Like Key, she realises "market" is now a very dirty word in politics. It carries highly negative connotations. It jogs people's memories of National's asset sales. It suggests National is putting profit first and the needs of the poorest members of society a long way second.
The policy cuts back Housing New Zealand's near monopoly on the management of state housing and enables community providers like the Salvation Army to play a far greater role in supplying such accommodation.
As no one has yet come up with any hard evidence that community-based providers will necessarily do a better job than Housing New Zealand, it is difficult to erase the suspicion that the policy is motivated by ideology as much as anything else.
All up, this is political territory within which Key feels most uncomfortable. However, the policy work, which was initiated by Finance Minister Bill English, has reached a critical stage where decisions are required as to whether to proceed and how.
Key's worry has less to do with the actual policy. His quibble is clearly with how it is being presented to the public.
Otherwise, he would not have made it the centrepiece of his first major speech of the political year.
While softening up the public for change, yesterday's speech smooths the policy's sharp edges.
In particular, Key is promising more people will be accommodated in social housing over the next three years regardless of whether that accommodation is supplied by the state or private providers.

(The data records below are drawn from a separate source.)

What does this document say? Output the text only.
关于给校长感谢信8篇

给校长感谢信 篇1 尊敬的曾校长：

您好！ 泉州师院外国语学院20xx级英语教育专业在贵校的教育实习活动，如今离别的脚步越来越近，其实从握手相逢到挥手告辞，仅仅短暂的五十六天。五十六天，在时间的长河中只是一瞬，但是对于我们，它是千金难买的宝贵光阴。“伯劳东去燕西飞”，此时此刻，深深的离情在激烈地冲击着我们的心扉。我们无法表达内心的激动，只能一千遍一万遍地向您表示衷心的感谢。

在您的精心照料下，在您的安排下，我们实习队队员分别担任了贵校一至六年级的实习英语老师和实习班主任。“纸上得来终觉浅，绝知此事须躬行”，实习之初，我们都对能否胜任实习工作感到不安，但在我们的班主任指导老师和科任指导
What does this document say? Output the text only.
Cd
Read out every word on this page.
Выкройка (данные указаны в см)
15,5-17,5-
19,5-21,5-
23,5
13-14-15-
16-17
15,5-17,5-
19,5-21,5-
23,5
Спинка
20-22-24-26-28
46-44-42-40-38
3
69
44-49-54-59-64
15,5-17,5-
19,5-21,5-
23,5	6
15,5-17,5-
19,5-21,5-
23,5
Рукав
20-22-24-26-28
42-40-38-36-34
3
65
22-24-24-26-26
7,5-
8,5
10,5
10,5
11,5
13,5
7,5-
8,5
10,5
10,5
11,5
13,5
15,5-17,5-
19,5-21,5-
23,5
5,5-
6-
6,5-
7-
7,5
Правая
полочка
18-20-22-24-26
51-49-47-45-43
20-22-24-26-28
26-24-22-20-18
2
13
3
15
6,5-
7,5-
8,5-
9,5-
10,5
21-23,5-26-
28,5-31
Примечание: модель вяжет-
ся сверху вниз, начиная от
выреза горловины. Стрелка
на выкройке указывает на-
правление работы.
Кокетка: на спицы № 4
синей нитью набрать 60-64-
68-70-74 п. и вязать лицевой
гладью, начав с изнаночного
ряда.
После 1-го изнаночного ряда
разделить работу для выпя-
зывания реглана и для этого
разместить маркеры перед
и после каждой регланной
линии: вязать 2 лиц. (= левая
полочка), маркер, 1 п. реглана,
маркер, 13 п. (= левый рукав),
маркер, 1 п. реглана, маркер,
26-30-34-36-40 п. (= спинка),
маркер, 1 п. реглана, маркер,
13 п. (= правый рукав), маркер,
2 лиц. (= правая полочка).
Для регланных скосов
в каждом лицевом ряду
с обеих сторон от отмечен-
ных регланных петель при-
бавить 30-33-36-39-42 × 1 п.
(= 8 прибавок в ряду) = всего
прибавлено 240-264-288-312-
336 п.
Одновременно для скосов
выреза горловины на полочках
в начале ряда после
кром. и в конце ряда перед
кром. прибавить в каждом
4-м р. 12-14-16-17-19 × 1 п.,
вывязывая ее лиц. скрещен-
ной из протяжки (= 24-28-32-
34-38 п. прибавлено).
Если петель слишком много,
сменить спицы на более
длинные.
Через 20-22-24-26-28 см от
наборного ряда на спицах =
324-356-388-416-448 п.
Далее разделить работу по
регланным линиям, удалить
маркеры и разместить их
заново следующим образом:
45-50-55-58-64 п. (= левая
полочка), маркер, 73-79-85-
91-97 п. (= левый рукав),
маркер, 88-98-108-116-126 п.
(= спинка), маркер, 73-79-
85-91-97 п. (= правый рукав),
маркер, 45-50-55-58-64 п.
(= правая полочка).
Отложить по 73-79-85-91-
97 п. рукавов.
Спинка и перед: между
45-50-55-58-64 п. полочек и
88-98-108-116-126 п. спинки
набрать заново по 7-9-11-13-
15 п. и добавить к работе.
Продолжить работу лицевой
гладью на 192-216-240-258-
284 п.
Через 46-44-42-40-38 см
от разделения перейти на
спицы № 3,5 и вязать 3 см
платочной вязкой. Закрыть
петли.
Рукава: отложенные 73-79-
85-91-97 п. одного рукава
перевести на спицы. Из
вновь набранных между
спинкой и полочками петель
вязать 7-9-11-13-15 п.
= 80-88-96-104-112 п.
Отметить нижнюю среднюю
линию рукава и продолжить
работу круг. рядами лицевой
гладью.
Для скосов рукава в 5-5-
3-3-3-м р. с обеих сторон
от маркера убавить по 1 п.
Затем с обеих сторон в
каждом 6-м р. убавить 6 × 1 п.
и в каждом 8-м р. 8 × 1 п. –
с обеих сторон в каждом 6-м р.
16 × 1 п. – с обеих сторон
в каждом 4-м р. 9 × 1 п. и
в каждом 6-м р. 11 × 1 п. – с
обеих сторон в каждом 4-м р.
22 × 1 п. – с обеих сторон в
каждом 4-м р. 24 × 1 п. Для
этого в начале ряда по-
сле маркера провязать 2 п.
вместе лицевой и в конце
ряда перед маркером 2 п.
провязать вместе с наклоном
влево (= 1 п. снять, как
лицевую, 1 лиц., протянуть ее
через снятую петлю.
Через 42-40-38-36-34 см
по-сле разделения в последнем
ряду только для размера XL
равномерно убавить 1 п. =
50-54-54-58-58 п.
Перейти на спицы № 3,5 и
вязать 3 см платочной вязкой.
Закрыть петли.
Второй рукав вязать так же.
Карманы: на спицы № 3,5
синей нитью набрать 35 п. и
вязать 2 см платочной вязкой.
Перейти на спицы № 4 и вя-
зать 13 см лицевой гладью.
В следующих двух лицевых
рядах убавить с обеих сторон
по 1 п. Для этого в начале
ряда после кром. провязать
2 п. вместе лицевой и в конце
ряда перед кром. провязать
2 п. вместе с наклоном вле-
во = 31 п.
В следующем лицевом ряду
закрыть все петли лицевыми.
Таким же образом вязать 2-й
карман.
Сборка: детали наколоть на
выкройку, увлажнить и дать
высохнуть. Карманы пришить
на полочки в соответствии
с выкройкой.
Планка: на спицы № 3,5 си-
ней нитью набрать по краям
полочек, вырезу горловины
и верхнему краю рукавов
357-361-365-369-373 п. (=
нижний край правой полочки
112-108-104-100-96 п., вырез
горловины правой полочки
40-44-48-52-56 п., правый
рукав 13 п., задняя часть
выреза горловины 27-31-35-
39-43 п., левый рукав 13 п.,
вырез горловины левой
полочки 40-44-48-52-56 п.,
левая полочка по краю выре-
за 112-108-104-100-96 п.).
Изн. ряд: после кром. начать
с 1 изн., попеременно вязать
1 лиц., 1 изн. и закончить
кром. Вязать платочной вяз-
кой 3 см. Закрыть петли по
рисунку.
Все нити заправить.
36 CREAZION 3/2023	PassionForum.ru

He is also stipulating that only a relatively small number of state houses - between 1000 and 2000 of Housing New Zealand stock of around 65,000 homes - will be sold to community providers within the next year or two. That is far short of the "sizeable" chunk envisaged by officials to boost competition in their so-called market for social housing.
Nevertheless, while Key - as Labour's housing spokesman Phil Twyford put it - may have placed a "human face" on the bureaucracy's efforts, officials can console themselves that yesterday's package, although watered down to some degree, still remains a not-so-thin end of a rather large wedge when it comes to paring back the state's role in housing the poor.